Mendanau
- Location of Mendanau in Bangka-Belitung

Geography
- Coordinates: 2°53′52″S 107°24′30″E﻿ / ﻿2.89778°S 107.40833°E
- Area: 113 km^{2} (44 sq mi)
- Highest elevation: 179 m (587 ft)

Administration
- Indonesia
- Province: Bangka Belitung Islands
- Regency: Belitung
- District: Selat Nasik

Demographics
- Population: 5,674 (2020)
- Pop. density: 111.2/km^{2} (288/sq mi)

= Mendanau Island =

Island in Belitung Regency, Bangka Belitung Islands Province, Indonesia

Mendanau is an island in the Bangka Belitung province of Indonesia. Located about 6 km off the west coast of Belitung and 20 km from the town of Tanjung Pandan, it is the fourth largest island in the province after Bangka, Belitung and Lepar with an area of approximately 113 square kilometers. Administratively it forms - with about 27 satellite islands - the Selat Nasik District of Belitung Regency, and it is home to 5,674 people at the 2020 Census, mostly spread in 3 settlements.

==Geography==
The island is located in the Gaspar Strait, which separates the two large islands of Bangka and Belitung. Being the largest island in its archipelagic district, Mendanau is the second largest island in the strait after Lepar, and is surrounded by a handful of smaller islands, most of which are uninhabited. It borders the Natuna Sea to the north and Java Sea to the south. Due to its small size, the island consists of a long coastline with a forested interior.

Mostly having a flat terrain, the highest elevation of the island reaches about 179 m. The coastline of the whole island is fringed by a fringing reef from the Holocene, measuring about 75 km. The monthly average temperature of the island hovers around 26 C throughout the year, and the local climate is classified as tropical rainforest (Af) in the Köppen climate classification.

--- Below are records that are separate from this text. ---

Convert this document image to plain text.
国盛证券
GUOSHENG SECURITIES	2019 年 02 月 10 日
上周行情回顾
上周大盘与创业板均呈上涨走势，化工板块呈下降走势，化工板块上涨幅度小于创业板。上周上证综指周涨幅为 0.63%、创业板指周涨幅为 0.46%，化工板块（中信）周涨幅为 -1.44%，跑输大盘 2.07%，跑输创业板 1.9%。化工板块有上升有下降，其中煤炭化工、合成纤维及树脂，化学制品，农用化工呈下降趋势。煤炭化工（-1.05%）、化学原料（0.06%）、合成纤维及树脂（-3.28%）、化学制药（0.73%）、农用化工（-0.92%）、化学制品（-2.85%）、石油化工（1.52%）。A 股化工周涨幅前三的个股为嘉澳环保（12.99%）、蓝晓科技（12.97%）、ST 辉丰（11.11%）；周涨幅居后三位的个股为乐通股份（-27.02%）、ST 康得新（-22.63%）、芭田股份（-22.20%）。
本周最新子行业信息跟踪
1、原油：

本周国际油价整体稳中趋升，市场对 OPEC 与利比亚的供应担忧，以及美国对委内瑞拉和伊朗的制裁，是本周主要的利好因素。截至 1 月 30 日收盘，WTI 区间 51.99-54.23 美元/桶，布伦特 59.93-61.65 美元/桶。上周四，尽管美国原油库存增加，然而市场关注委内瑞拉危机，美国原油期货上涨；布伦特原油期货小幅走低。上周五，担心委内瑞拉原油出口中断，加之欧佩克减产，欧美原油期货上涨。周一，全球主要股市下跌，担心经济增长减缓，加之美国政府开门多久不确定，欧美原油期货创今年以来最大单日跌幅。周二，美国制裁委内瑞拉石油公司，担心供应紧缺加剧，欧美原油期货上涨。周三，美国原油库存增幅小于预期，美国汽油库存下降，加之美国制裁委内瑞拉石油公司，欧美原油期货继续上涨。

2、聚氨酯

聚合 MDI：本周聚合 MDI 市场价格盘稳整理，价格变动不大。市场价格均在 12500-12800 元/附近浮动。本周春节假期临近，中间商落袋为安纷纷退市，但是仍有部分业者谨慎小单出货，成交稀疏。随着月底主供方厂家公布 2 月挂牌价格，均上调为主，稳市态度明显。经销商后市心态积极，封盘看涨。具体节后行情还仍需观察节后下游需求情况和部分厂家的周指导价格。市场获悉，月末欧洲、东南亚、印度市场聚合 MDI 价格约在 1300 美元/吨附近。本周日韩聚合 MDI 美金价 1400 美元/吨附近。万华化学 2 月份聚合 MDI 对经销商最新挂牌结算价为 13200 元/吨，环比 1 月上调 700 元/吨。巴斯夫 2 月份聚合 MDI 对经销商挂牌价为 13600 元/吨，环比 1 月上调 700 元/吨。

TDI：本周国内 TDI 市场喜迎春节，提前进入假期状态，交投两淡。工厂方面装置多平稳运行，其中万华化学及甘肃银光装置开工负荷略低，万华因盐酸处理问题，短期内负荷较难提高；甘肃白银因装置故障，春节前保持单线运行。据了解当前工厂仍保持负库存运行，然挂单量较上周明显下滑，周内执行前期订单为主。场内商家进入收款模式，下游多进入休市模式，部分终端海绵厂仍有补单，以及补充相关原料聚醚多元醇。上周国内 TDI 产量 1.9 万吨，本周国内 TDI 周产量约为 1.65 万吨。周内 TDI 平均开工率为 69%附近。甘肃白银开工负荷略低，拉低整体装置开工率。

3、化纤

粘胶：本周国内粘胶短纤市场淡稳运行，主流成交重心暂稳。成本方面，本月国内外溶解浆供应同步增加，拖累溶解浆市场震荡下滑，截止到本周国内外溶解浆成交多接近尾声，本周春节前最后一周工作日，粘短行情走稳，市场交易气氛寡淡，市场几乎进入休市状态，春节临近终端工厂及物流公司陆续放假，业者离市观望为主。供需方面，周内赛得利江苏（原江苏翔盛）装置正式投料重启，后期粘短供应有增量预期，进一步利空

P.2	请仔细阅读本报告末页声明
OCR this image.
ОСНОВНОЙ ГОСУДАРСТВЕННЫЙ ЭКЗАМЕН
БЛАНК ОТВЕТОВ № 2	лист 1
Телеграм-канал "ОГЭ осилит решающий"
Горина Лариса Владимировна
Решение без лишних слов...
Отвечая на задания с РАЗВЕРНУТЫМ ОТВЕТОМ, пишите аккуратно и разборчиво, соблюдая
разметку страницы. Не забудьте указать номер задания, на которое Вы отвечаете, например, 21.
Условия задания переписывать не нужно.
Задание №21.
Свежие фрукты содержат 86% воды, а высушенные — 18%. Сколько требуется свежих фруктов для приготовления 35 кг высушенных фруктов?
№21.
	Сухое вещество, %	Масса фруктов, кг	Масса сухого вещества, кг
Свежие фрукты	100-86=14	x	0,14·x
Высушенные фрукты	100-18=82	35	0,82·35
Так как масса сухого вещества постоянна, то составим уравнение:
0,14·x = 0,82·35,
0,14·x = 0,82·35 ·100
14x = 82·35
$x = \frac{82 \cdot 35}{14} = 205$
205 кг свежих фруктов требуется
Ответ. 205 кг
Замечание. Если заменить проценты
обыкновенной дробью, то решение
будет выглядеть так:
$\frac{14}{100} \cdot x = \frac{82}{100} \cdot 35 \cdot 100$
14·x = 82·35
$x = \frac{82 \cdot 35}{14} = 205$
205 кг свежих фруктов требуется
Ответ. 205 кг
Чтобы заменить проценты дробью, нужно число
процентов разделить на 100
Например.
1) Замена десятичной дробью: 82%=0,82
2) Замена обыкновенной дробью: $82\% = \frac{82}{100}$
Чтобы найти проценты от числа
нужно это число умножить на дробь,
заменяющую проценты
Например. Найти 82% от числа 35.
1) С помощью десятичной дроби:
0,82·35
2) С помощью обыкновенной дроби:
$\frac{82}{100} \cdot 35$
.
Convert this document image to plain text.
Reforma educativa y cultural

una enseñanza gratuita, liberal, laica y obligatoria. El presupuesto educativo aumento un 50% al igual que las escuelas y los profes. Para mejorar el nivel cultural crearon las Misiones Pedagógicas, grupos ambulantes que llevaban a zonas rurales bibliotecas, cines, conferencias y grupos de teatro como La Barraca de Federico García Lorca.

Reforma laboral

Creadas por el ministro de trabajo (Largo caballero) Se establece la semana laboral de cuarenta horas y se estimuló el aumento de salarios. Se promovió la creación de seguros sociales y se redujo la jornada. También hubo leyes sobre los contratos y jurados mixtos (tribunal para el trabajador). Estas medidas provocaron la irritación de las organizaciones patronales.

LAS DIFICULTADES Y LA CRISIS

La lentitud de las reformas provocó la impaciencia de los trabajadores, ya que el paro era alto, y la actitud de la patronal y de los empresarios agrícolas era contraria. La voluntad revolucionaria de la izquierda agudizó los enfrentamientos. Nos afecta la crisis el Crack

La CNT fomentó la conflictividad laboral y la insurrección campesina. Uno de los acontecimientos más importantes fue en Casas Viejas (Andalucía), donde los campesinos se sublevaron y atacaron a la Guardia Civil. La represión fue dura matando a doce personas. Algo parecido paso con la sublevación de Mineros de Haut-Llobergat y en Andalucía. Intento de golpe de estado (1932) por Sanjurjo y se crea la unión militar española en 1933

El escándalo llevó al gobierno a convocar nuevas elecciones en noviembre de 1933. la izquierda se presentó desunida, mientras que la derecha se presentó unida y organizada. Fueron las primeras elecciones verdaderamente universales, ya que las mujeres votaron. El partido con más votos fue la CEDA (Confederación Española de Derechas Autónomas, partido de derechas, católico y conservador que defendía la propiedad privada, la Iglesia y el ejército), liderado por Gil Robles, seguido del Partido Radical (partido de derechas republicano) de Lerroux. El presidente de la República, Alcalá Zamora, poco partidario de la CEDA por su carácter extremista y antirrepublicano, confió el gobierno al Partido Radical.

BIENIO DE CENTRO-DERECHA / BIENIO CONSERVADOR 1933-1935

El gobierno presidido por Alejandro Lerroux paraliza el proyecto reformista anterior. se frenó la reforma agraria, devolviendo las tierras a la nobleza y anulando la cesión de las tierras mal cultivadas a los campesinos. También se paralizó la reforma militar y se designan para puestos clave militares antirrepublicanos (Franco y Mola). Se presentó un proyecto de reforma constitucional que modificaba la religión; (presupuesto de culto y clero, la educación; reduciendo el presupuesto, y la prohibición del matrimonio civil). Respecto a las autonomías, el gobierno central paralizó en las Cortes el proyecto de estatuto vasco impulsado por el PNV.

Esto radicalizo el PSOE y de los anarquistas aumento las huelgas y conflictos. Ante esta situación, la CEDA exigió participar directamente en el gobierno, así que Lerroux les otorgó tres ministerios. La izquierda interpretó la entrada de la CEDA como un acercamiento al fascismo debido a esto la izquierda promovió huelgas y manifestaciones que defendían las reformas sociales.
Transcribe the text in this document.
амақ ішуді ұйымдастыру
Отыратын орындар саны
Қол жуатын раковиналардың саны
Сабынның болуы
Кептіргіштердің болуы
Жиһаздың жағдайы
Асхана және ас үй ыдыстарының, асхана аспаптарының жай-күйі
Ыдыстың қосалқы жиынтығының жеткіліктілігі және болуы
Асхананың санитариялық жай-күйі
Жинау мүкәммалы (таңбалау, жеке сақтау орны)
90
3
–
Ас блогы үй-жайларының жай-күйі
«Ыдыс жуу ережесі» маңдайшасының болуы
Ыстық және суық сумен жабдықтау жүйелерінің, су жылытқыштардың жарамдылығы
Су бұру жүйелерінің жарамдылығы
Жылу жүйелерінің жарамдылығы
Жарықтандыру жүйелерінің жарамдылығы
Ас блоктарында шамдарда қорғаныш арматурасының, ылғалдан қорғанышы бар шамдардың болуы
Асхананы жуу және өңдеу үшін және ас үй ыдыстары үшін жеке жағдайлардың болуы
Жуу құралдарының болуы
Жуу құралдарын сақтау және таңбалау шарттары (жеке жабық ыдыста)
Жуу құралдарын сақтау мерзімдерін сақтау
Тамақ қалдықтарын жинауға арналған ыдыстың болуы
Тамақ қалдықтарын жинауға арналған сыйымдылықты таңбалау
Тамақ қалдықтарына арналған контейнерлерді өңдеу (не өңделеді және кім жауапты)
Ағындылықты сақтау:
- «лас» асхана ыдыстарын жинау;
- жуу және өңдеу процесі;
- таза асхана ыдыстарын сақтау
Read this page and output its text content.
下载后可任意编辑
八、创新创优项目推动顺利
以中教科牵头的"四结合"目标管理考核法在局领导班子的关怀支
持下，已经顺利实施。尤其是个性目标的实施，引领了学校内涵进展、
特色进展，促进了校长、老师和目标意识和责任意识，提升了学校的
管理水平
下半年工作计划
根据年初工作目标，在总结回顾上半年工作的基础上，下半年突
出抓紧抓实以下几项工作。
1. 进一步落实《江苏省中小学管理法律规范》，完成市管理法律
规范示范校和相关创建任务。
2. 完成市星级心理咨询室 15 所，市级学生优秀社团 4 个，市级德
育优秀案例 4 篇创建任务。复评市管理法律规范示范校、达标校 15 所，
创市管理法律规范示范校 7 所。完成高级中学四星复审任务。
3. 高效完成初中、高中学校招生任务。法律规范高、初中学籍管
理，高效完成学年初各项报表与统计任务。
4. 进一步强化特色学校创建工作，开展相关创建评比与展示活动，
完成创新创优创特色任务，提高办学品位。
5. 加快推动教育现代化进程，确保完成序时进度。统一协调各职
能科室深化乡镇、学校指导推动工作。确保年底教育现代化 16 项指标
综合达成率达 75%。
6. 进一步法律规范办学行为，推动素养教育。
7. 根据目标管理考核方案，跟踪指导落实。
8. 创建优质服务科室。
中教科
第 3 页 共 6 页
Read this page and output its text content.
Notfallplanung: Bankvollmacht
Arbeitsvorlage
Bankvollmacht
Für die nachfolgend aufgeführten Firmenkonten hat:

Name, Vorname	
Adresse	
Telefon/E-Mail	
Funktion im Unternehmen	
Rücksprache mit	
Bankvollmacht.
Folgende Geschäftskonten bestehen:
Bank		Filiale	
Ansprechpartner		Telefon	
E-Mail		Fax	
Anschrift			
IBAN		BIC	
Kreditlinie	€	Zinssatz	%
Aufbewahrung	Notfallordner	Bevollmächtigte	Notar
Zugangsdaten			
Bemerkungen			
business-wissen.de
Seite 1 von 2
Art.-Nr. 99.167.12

The island comprises the majority of the populations and territory of 3 out of 4 villages within the Selat Nasik District: Suak Gual, Petaling and Selat Nasik. The district office is located in the latter.

==History==
During the Indonesian Revolution, as NICA forces retook Tanjung Pandan, local members of the TKR engaged them in a brief armed clash which killed several in both sides before the pemuda surrendered unconditionally.

==Demographics==
The island's population, combined with a handful of satellite islets, was 4,232 individuals separated into 1,234 households in 2016. Of this, 2,448 were aged between 15 and 55. Throughout 2016, there was a net migration of 25 persons leaving the district from the island, larger than the net difference between births and deaths which was 14 in the same year.

==Economy==
As with other islands in the area, agriculture and fisheries dominate the island's economy. In 2016, local fishermen landed 4,601 tonnes of fish. Rubber, pepper and coconut are important cash crops with palm oil plantations beginning to grow within the island.

About 30 kilometers of paved road are present in the island. A single public fish market is present in Selat Nasik village, the only one in the subdistrict. A diesel-powered electricity plant, with a total capacity of 1.2 megawatts, is under construction to provide all-day electricity for the island's inhabitants.